South Africa’s Petra Diamonds (LON:PDL) has swayed bondholders to receiving an interest payment due Friday to a later date, which would allow it to borrow R400 million ($21m) in new debt, a key move to keep the miner afloat.
Petra, which has been hit by a triple whammy of weak market conditions, power emergencies in the home country and now the coronavirus pandemic, said on Friday that it has been able to secure a R1 billion revolving credit facility (RCF), with conditions.
The provisions set by Absa, Nedbank and Rand Merchant Bank, demand a temporary halt to the repayment of a black economic empowerment (BEE) scheme. They have also asked for a suspension of this year’s first installment of a semi-annual 7.25% interest payment on a $650 million convertible loan note.
Failing to pay interest after a 30-day grace period allowed (May 30) could see bondholders force the redemption of their bonds with interest. Such a move could only happen if it has the support of 25% of the company’s bondholders.
Investment banks are increasingly reluctant to extend credit to diamond producers, as inventory is not being sold and defaults are possible, analysts have warned.
“We are concerned about oversupply of rough diamonds following the reopening of economies as a lot of inventory could potentially be flooded into the system and the market might not be able to absorb all of it, resulting in increased pricing pressure,” Citi said in a note Friday.

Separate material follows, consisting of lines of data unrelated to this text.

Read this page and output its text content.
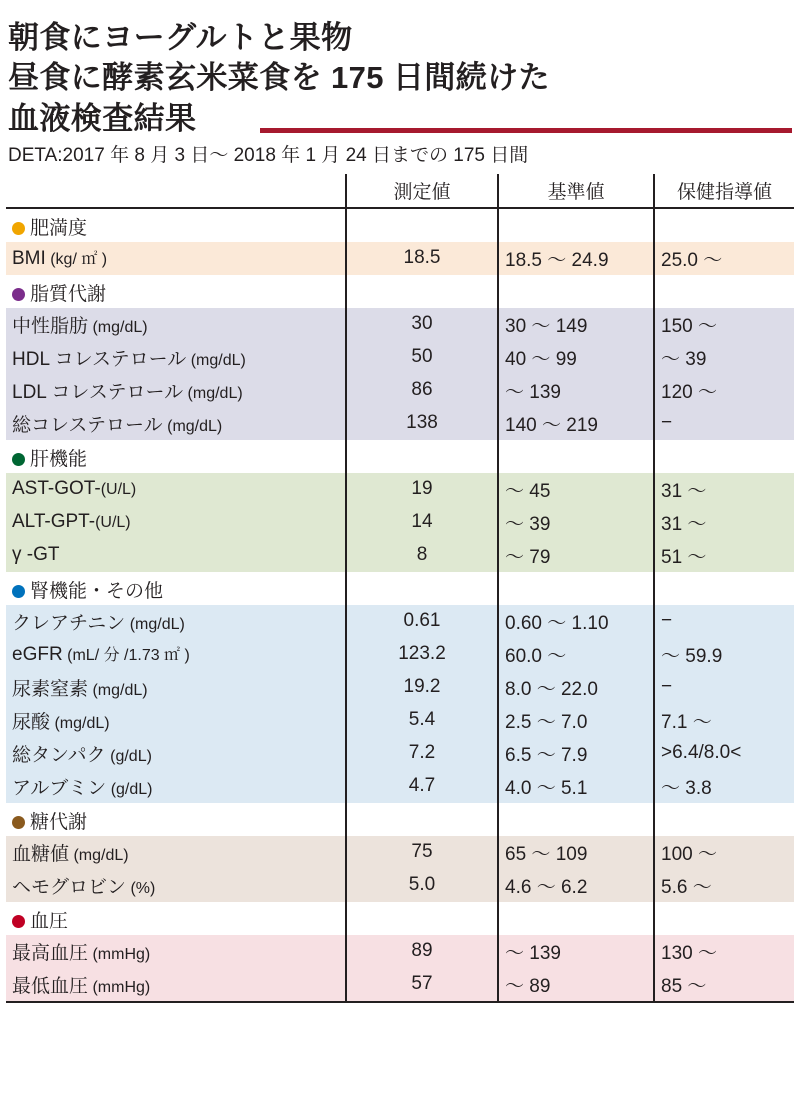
朝食にヨーグルトと果物
昼食に酵素玄米菜食を 175 日間続けた
血液検査結果
DETA:2017 年 8 月 3 日〜 2018 年 1 月 24 日までの 175 日間
	測定値	基準値	保健指導値
肥満度			
BMI (kg/ ㎡ )	18.5	18.5 〜 24.9	25.0 〜
脂質代謝			
中性脂肪 (mg/dL)	30	30 〜 149	150 〜
HDL コレステロール (mg/dL)	50	40 〜 99	〜 39
LDL コレステロール (mg/dL)	86	〜 139	120 〜
総コレステロール (mg/dL)	138	140 〜 219	−
肝機能			
AST-GOT-(U/L)	19	〜 45	31 〜
ALT-GPT-(U/L)	14	〜 39	31 〜
γ -GT	8	〜 79	51 〜
腎機能・その他			
クレアチニン (mg/dL)	0.61	0.60 〜 1.10	−
eGFR (mL/ 分 /1.73 ㎡ )	123.2	60.0 〜	〜 59.9
尿素窒素 (mg/dL)	19.2	8.0 〜 22.0	−
尿酸 (mg/dL)	5.4	2.5 〜 7.0	7.1 〜
総タンパク (g/dL)	7.2	6.5 〜 7.9	>6.4/8.0<
アルブミン (g/dL)	4.7	4.0 〜 5.1	〜 3.8
糖代謝			
血糖値 (mg/dL)	75	65 〜 109	100 〜
ヘモグロビン (%)	5.0	4.6 〜 6.2	5.6 〜
血圧			
最高血圧 (mmHg)	89	〜 139	130 〜
最低血圧 (mmHg)	57	〜 89	85 〜
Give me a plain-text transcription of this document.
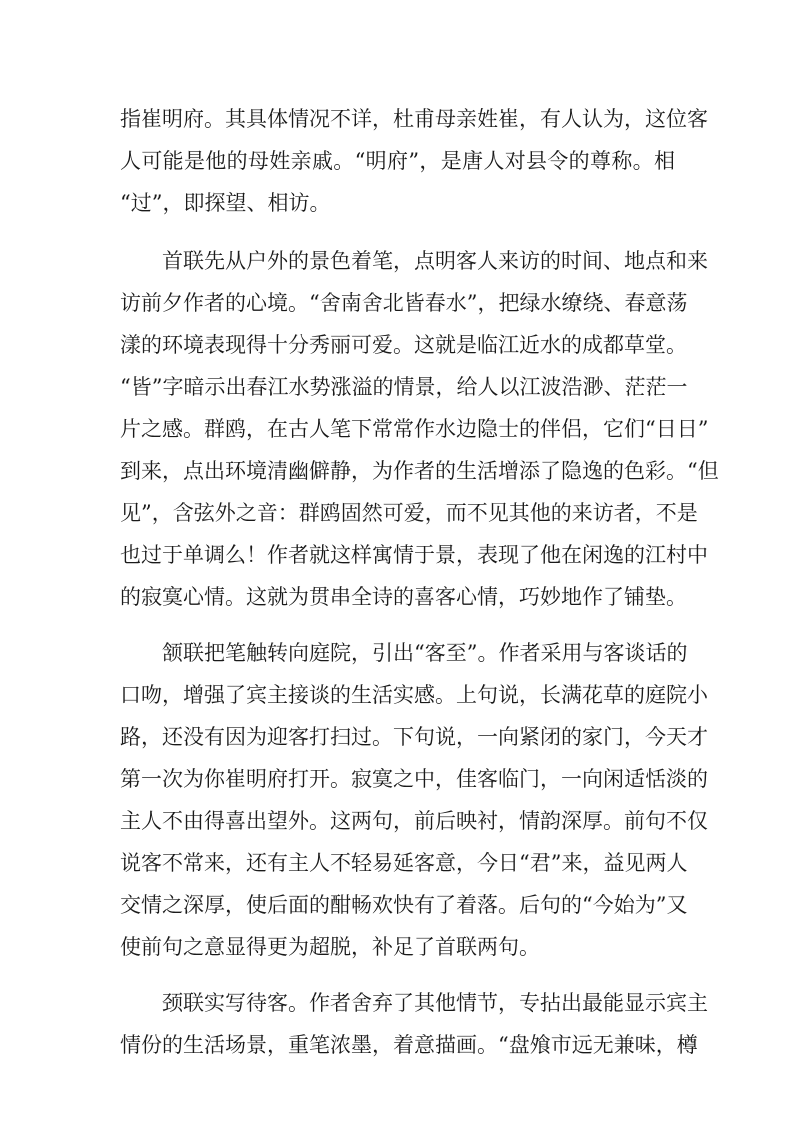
指崔明府。其具体情况不详，杜甫母亲姓崔，有人认为，这位客
人可能是他的母姓亲戚。“明府”，是唐人对县令的尊称。相
“过”，即探望、相访。
首联先从户外的景色着笔，点明客人来访的时间、地点和来
访前夕作者的心境。“舍南舍北皆春水”，把绿水缭绕、春意荡
漾的环境表现得十分秀丽可爱。这就是临江近水的成都草堂。
“皆”字暗示出春江水势涨溢的情景，给人以江波浩渺、茫茫一
片之感。群鸥，在古人笔下常常作水边隐士的伴侣，它们“日日”
到来，点出环境清幽僻静，为作者的生活增添了隐逸的色彩。“但
见”，含弦外之音：群鸥固然可爱，而不见其他的来访者，不是
也过于单调么！作者就这样寓情于景，表现了他在闲逸的江村中
的寂寞心情。这就为贯串全诗的喜客心情，巧妙地作了铺垫。
颔联把笔触转向庭院，引出“客至”。作者采用与客谈话的
口吻，增强了宾主接谈的生活实感。上句说，长满花草的庭院小
路，还没有因为迎客打扫过。下句说，一向紧闭的家门，今天才
第一次为你崔明府打开。寂寞之中，佳客临门，一向闲适恬淡的
主人不由得喜出望外。这两句，前后映衬，情韵深厚。前句不仅
说客不常来，还有主人不轻易延客意，今日“君”来，益见两人
交情之深厚，使后面的酣畅欢快有了着落。后句的“今始为”又
使前句之意显得更为超脱，补足了首联两句。
颈联实写待客。作者舍弃了其他情节，专拈出最能显示宾主
情份的生活场景，重笔浓墨，着意描画。“盘飧市远无兼味，樽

Petra Diamonds has tried to turn around its fortunes after piling up debt to expand its flagship Cullinan mine in South Africa, where the world’s largest-ever diamond was found in 1905. The renowned open-pit mine produces about a quarter of the world’s gem-quality diamonds, and the vast majority of blue stones.
The company’s share price collapsed to a record low amid falling diamond prices that forced it to write down the value of its mines in September by almost $250 million.
The financial struggles prompted the miner to launch a restructuring that ended in November with a number of organizational changes, including dropping the role of chief operating officer.
The restructuring saw the company’s founder and chairman for 23 years, Adonis Pouroulis, step down in March.
Around the same time, Petra had to declare force majeure at its Williamson diamond mine in Tanzania and scaled-down operations to a minimum level in South Africa.
The decision, the company said, was based not only on poor diamond prices, but also the effect the global coronavirus lockdown has had on sales.
Petra said on Friday that salaries for its chief executive and finance director have been cut by one-third from April to June, while its non-executive directors will see 25% reduction in their pay.
It also said that its South African operations has ramped up to a 50% labour capacity, but noted that Williamson remained on care and maintenance.